この場所を部屋と呼ぶのに抵抗があるのは、見たところ、またあちこち試してみたが、出入口というものが見当らないからだ。イメージとしては溶接した感じ、ならば照明や換気は一体どうなっているのか。脱いでも着衣でも体感温度はほとんど変らない。照明はずっと一定のため朝も昼も夜もなく、昼夜の推移にともなうはずの気温や湿度の変化もない。寝具はない。

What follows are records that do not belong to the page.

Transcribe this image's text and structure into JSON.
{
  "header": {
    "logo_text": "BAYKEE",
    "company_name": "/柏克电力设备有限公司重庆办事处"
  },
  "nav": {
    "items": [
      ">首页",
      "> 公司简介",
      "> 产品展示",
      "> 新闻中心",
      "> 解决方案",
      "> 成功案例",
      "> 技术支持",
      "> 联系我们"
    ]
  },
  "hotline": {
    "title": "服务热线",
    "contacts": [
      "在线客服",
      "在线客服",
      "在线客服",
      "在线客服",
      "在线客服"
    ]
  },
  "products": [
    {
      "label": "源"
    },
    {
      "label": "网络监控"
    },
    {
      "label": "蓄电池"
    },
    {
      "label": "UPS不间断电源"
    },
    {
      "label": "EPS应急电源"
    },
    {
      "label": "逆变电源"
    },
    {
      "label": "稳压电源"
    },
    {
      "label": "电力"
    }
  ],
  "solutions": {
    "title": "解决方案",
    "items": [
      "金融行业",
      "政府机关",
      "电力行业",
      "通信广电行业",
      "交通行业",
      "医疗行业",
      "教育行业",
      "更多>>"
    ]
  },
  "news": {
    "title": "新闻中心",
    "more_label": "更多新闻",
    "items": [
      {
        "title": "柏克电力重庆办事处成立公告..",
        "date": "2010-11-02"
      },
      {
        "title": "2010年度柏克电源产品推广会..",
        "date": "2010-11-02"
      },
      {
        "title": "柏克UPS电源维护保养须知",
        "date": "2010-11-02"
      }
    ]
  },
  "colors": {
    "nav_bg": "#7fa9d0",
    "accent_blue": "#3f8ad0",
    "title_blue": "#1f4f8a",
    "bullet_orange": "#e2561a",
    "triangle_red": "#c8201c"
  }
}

食事と呼べるなら、食べることは楽しい。積極的に食べる理由はそれしかない。他にすることも大してないのだ。一方の壁の、ぼくの胸くらいの高さからトレイが出てくる。トレイには八つに区分けされたパレットが乗っていて、八色のペーストをパレットから直接舐める。上品な食べ方ではないが、これがすこぶるうまいのだ。たぶん補助栄養素を含む飲料水がトレイの脇から管で飲めて、こちらはいつでも飲めるようになっている。トレイが出入りする開閉口は食事の時しか現れない。やがて尿意や便意を催すと、腰掛けの蓋を開ければ便器になっている。よくできたものだ。ホームレスが夢見る天国のような場所だ。
部屋の隅には控え目な設備がある。ラジウム、ガイガー・カウンター、青酸ガス発生装置。この三つの関連性は専門外でもわかる。
そしてぼくは装置が作動しようがしまいが、つまり生死を問わず、もういいぞスナフキン、と呼ばれるまでここから出られないだけは確かなことなのだ。